Ray-Güde Mertin é uma das maiores responsáveis pela publicação de obras fundamentais da literatura de língua portuguesa na Alemanha. Seja como tradutora de livros como Perto do Coração Selvagem, de Clarice Lispector, Um Brasileiro em Berlim, de João Ubaldo Ribeiro, Não Verás País Nenhum, de Ignácio de Loyola Brandão, e Ensaio Sobre a Cegueira, de José Saramago, seja como agente literária, essa alemã nascida em Marburg e hoje moradora de Bad Homburg entende de mercado editorial como poucos.

Defendendo os direitos autorais de escritores consagrados como Guimarães Rosa, João Cabral de Mello Neto, Ferreira Gullar e Antônio Callado, entre outros, ela é considerada por muitos um anjo da guarda dos nossos autores.

DW-World: Você concorda que o último grande acontecimento da literatura de língua portuguesa foi a nomeação do escritor lusitano José Saramago ao Nobel de 1998?
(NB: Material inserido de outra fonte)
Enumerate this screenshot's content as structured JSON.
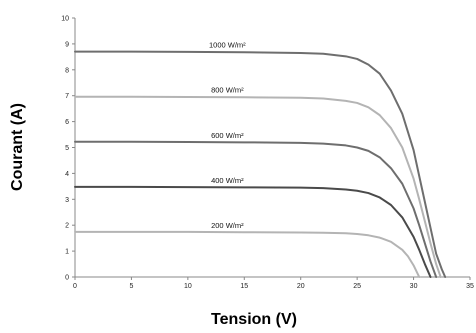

Ray-Güde Mertin: Concordo. Nos anos 80 e também no comecinho da década seguinte, conseguimos publicar um grande número de escritores brasileiros na Alemanha. Em 1994, quando o Brasil foi país-tema da Feira de Frankfurt, ainda conseguimos realizar um número considerável de lançamentos, mas posteriormente o interesse só caiu. É uma situação estreitamente ligada ao mercado editorial, que também mudou muito. O Prêmio Nobel para Saramago chamou a atenção para a literatura de língua portuguesa que está aí, que existe, e que permanece perfeitamente no mesmo nível de qualidade das melhores literaturas.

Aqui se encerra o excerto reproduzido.